Americans’ expectations for 2013 are bleaker than they’ve been in more than a decade, with Republicans leading the way in adopting gloomier outlooks, according to a new Washington Post-ABC News poll.

A bare 53 percent majority of all Americans are “hopeful” about their lives in 2013; 44 percent say they are instead more “fearful.” Their assessments of what’s in store for the world are even more grim: A record low 40 percent report being hopeful about next year, with 56 percent saying they are more fearful.

Those personally hopeful numbers are down sharply from four years ago, when 63 percent said as much after President Obama’s historic first election. The trend is even more striking compared with expectations for 2007, before the national economic bubble burst. In December 2006, nearly three-quarters were more hopeful than fearful.

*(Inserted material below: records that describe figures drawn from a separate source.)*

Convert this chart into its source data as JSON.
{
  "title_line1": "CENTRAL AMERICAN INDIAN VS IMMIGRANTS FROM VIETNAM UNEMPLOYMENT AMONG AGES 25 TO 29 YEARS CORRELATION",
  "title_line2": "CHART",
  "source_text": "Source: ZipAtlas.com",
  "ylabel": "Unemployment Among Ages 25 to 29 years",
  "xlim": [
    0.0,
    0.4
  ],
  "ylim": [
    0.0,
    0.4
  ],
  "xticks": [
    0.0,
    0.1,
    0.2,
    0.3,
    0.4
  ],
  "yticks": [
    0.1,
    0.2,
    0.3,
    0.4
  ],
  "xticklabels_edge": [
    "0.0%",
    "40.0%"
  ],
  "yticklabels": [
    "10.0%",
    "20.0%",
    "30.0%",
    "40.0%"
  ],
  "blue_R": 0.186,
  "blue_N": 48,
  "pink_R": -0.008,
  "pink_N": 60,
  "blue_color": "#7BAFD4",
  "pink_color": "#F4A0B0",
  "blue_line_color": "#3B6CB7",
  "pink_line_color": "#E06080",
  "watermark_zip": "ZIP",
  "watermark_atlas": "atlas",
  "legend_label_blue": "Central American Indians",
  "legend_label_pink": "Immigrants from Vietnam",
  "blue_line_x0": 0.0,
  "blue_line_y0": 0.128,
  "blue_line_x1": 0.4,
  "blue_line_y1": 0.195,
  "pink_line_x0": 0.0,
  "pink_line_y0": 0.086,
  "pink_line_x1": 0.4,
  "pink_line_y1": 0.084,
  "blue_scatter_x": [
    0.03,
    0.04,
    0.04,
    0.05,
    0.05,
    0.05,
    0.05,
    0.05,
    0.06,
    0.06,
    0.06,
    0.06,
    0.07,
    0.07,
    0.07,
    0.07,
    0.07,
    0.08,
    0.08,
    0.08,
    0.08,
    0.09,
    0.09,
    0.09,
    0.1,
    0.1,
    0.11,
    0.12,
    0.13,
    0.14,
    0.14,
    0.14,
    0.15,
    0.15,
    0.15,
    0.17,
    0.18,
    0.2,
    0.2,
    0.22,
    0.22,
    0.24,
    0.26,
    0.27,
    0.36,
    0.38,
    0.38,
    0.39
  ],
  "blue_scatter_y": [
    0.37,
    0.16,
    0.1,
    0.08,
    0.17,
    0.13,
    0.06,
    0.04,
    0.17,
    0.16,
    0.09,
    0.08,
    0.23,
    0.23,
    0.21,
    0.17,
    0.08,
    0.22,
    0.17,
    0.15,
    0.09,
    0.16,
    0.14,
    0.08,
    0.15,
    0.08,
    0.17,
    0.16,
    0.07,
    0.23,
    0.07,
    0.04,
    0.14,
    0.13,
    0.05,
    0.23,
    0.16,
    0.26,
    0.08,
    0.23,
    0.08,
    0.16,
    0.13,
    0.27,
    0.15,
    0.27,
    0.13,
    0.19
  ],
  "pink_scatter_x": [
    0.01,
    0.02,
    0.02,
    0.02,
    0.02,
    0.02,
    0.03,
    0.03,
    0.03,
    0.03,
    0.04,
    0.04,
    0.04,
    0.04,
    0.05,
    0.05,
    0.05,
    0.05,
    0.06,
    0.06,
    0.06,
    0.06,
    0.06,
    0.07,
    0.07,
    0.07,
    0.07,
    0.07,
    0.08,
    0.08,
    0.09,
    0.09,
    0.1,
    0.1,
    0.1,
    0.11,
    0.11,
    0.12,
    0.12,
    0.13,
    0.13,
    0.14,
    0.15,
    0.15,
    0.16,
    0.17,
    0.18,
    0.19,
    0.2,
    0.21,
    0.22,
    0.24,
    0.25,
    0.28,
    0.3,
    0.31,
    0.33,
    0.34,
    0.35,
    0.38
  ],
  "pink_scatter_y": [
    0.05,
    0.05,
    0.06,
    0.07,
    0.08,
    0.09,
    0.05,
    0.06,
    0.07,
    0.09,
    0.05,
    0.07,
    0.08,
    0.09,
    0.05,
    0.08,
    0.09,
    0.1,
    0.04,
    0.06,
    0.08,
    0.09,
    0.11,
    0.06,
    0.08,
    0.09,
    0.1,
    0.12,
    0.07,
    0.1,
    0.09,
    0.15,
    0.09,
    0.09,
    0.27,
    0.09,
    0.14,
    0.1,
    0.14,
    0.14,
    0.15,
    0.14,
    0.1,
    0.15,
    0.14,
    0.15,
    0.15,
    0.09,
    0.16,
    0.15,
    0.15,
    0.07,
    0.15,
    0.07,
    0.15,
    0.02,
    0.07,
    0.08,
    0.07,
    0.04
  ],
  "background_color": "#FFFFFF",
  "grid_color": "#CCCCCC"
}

Perceptions of a lingering recession, a weak economic recovery and fears that the nation will fall off the “fiscal cliff” underpin these sagging expectations. More than three-quarters think the economy is still in a recession, despite positive indicators such as falling unemployment.

The fast-approaching Dec. 31 deadline for Congress and Obama to reach a budget deal is compounding negative perceptions of the coming year. About 45 percent think the president and congressional Republicans probably will not reach an agreement to avoid the fiscal cliff, a set of automatic tax increases and spending cuts. Personal fears about the new year rise to 58 percent among those who think this failure is likely.

Nearly six in 10 are very concerned about the national economy if a budget agreement is not reached soon. Among those with high concern, 53 percent are fearful about the future.

Not all the perceptions are slipping. Fully 53 percent say that based on their own experiences, the economy has begun to recover, a sentiment that has crept up steadily from 36 percent in November 2011 to a new high. Still, even among those who see a recovery happening, most say it is weak.

Republicans and Democrats report far different perceptions of the recovery as well as hopes for their lives. More than seven in 10 Democrats say the economy is beginning to recover, but fewer than half as many Republicans see a turnaround.